Leipziger Microkeimzelle

Geocaching       Trackback

Auch wenn es so klingen mag, dort holt man sich keine Krankheiten. Ok, bei der aktuellen Witterung kann ich dafür zwar nicht garantieren, aber der Name hat eigentlich eine andere Bedeutung. Nahe der Luppe, in einem Waldgebiet bei Leipzig, sind nämlich massenhaft Microcaches versteckt. Man fällt quasi darüber. Schon allein die Vorbereitungen sind allerdings diesmal recht umfangreich ausgefallen, schließlich muss man sich eine Liste der in Frage kommenden Caches machen und es dabei auch nicht übertreiben, denn alles schafft man keinesfalls an einem Tag.

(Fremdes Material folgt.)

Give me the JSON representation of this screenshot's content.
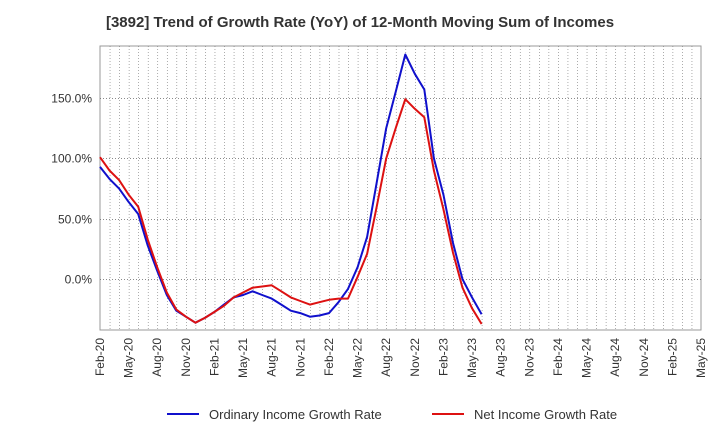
{
  "chart_data": {
    "type": "line",
    "title": "[3892]  Trend of Growth Rate (YoY) of 12-Month Moving Sum of Incomes",
    "x_labels": [
      "Feb-20",
      "May-20",
      "Aug-20",
      "Nov-20",
      "Feb-21",
      "May-21",
      "Aug-21",
      "Nov-21",
      "Feb-22",
      "May-22",
      "Aug-22",
      "Nov-22",
      "Feb-23",
      "May-23",
      "Aug-23",
      "Nov-23",
      "Feb-24",
      "May-24",
      "Aug-24",
      "Nov-24",
      "Feb-25",
      "May-25"
    ],
    "y_ticks": [
      0,
      50,
      100,
      150
    ],
    "y_tick_labels": [
      "0.0%",
      "50.0%",
      "100.0%",
      "150.0%"
    ],
    "ylim": [
      -42,
      193
    ],
    "grid": true,
    "legend_position": "bottom",
    "series": [
      {
        "name": "Ordinary Income Growth Rate",
        "color": "#1010cc",
        "values": [
          93,
          83,
          75,
          64,
          54,
          28,
          7,
          -13,
          -26,
          -31,
          -36,
          -32,
          -27,
          -21,
          -15,
          -13,
          -10,
          -13,
          -16,
          -21,
          -26,
          -28,
          -31,
          -30,
          -28,
          -19,
          -8,
          10,
          35,
          80,
          125,
          155,
          186,
          170,
          157,
          100,
          70,
          30,
          0,
          -15,
          -29
        ]
      },
      {
        "name": "Net Income Growth Rate",
        "color": "#dd1111",
        "values": [
          101,
          90,
          82,
          70,
          60,
          33,
          10,
          -11,
          -25,
          -31,
          -36,
          -32,
          -27,
          -22,
          -15,
          -11,
          -7,
          -6,
          -5,
          -10,
          -15,
          -18,
          -21,
          -19,
          -17,
          -16,
          -16,
          2,
          21,
          60,
          100,
          125,
          149,
          141,
          134,
          90,
          58,
          22,
          -7,
          -24,
          -37
        ]
      }
    ]
  }
}
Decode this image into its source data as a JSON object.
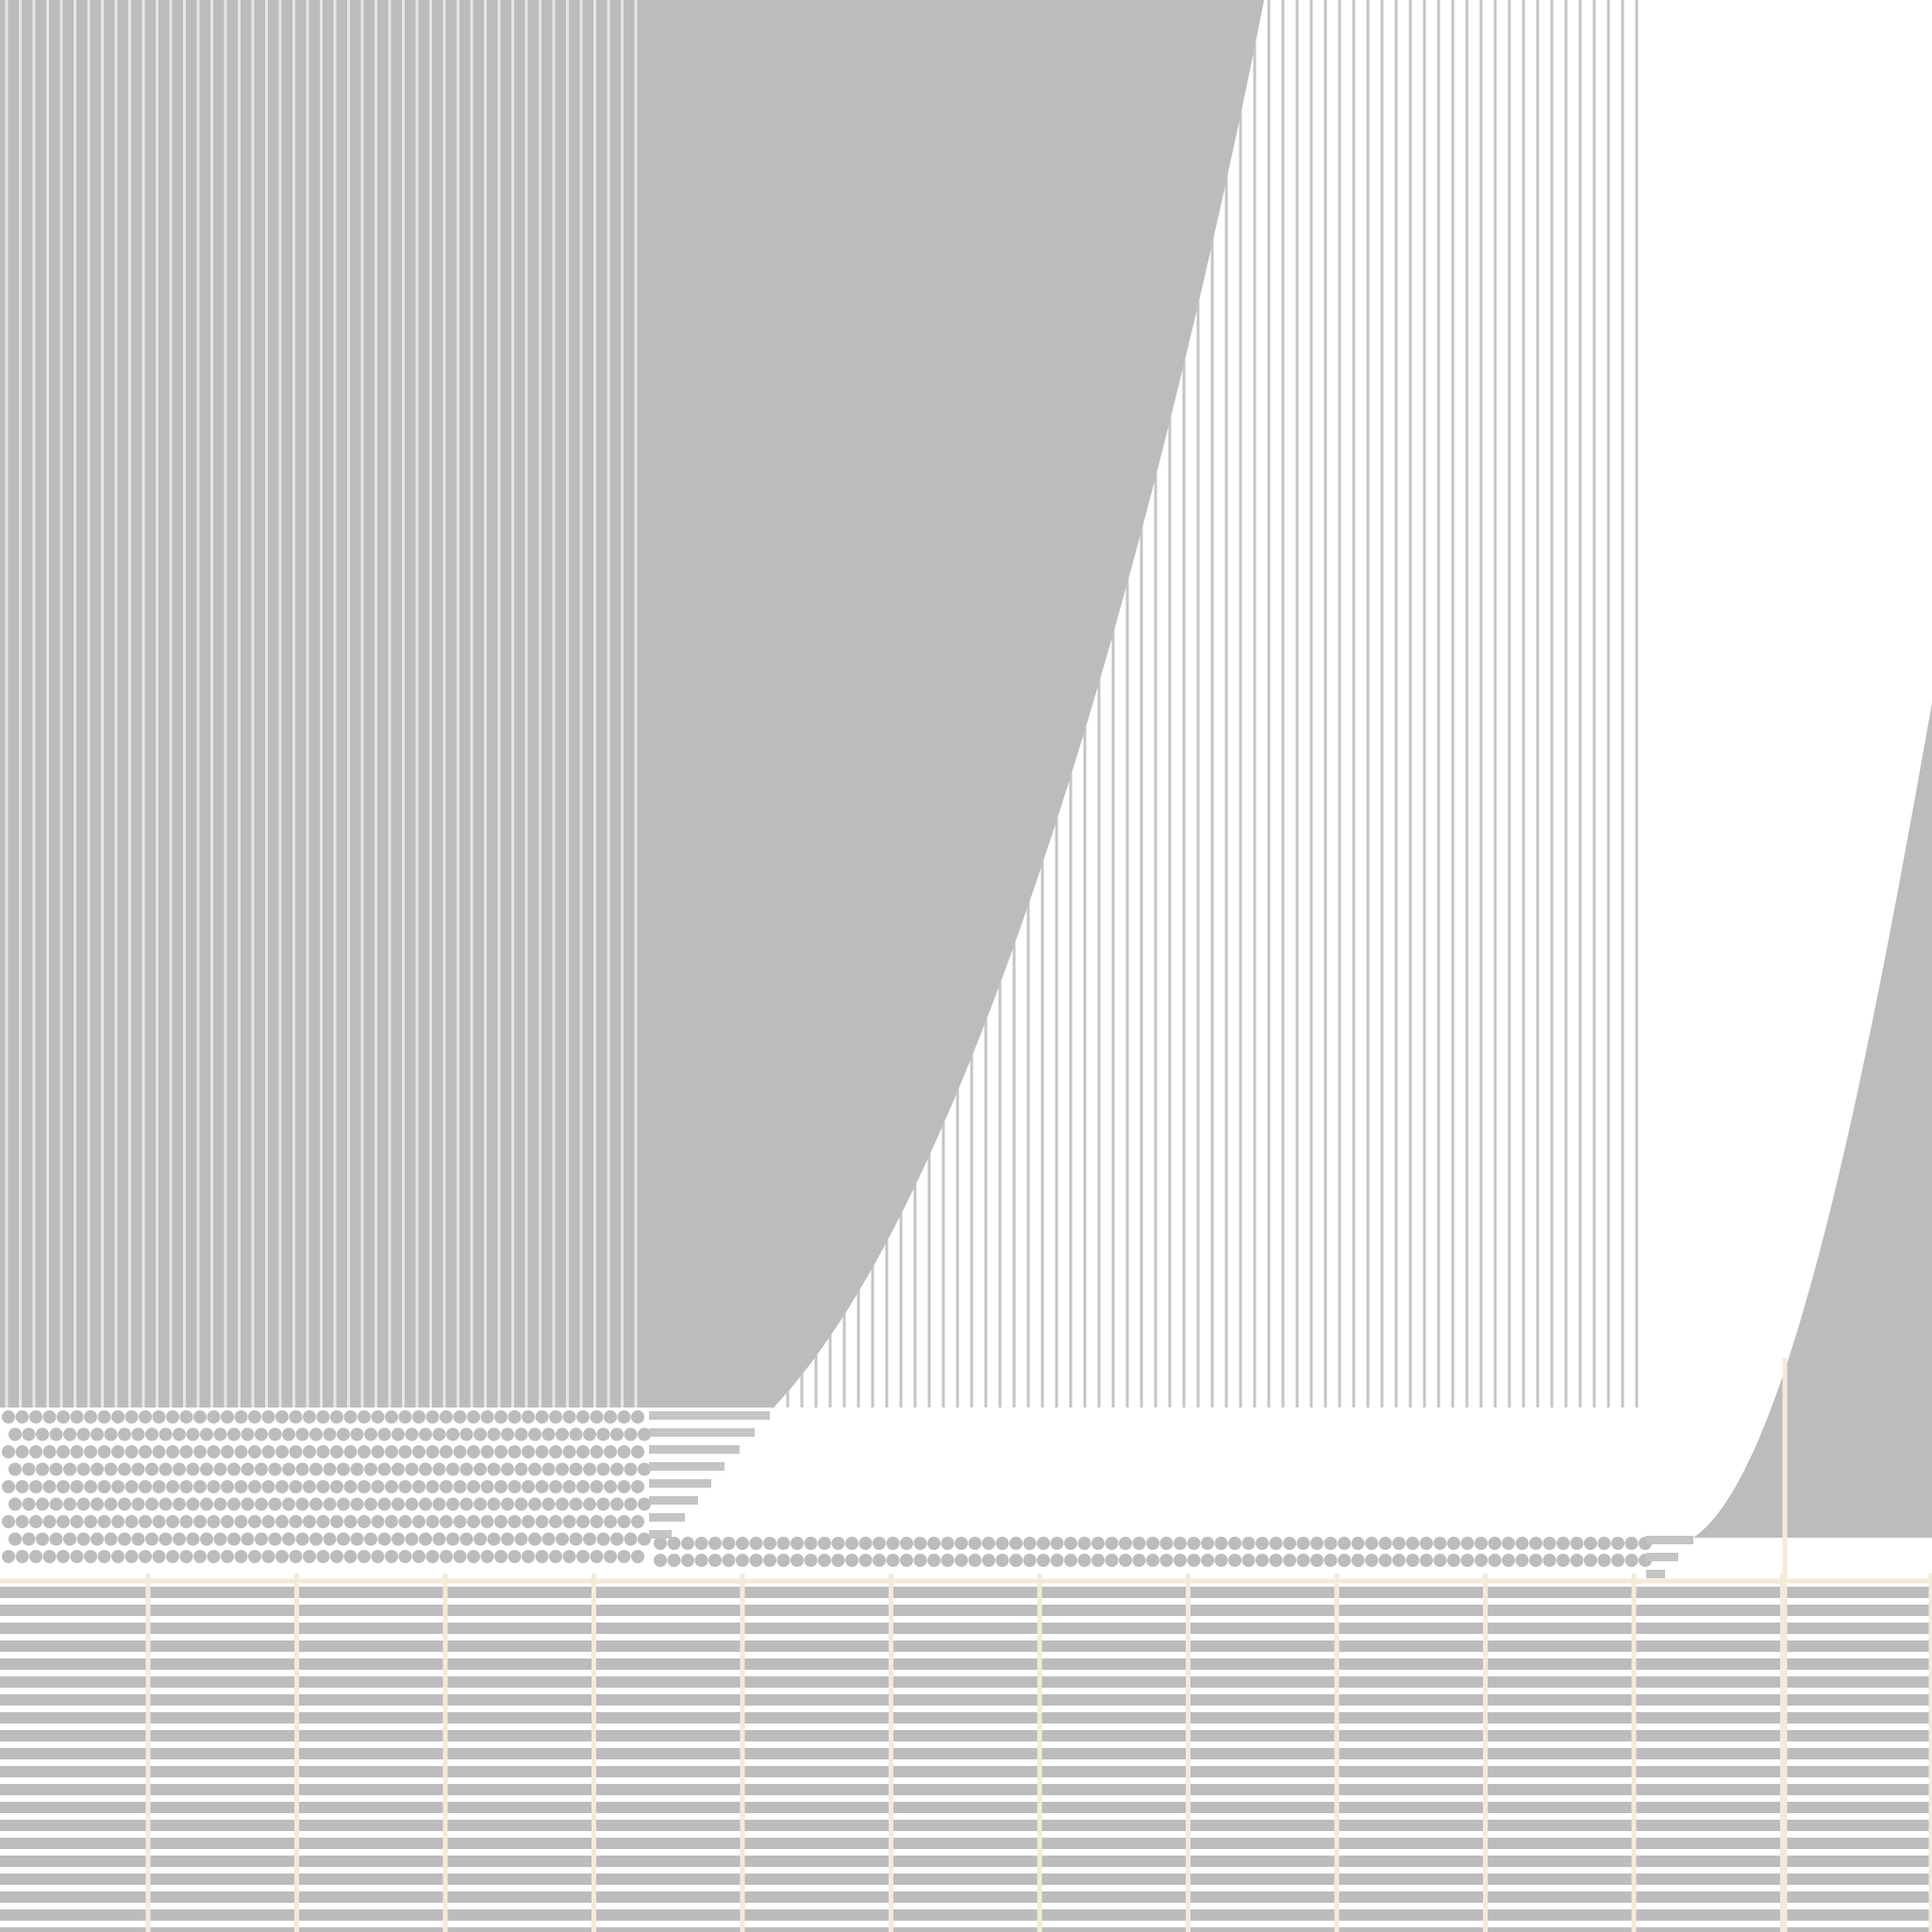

Wir konnten immerhin 7 Caches zu unserer Statistik hinzufügen. Dafür legten wir allerdings auch stolze 11,1 km zu Fuß zurück und das, obwohl die Kälte der Tine ordentlich zusetzte. Sie hielt aber tapfer durch. Desweiteren blieb es mir auch mal wieder nicht erspart, Bäume zu erklimmen. Aber was macht man nicht alles für sein Hobby.

Bewegungsprofil: 11,1 km entlang der Schnur aus Caches

Eine Antwort zu “Leipziger Microkeimzelle”

  1. Goettine sagt:

    Oh, man hab ich gefroren! Wenn ich krank werde, ist es im wahrsten Sinne eine KEIMzelle. :mrgreen:
    Wenigstens hat sich das Frieren gelohnt!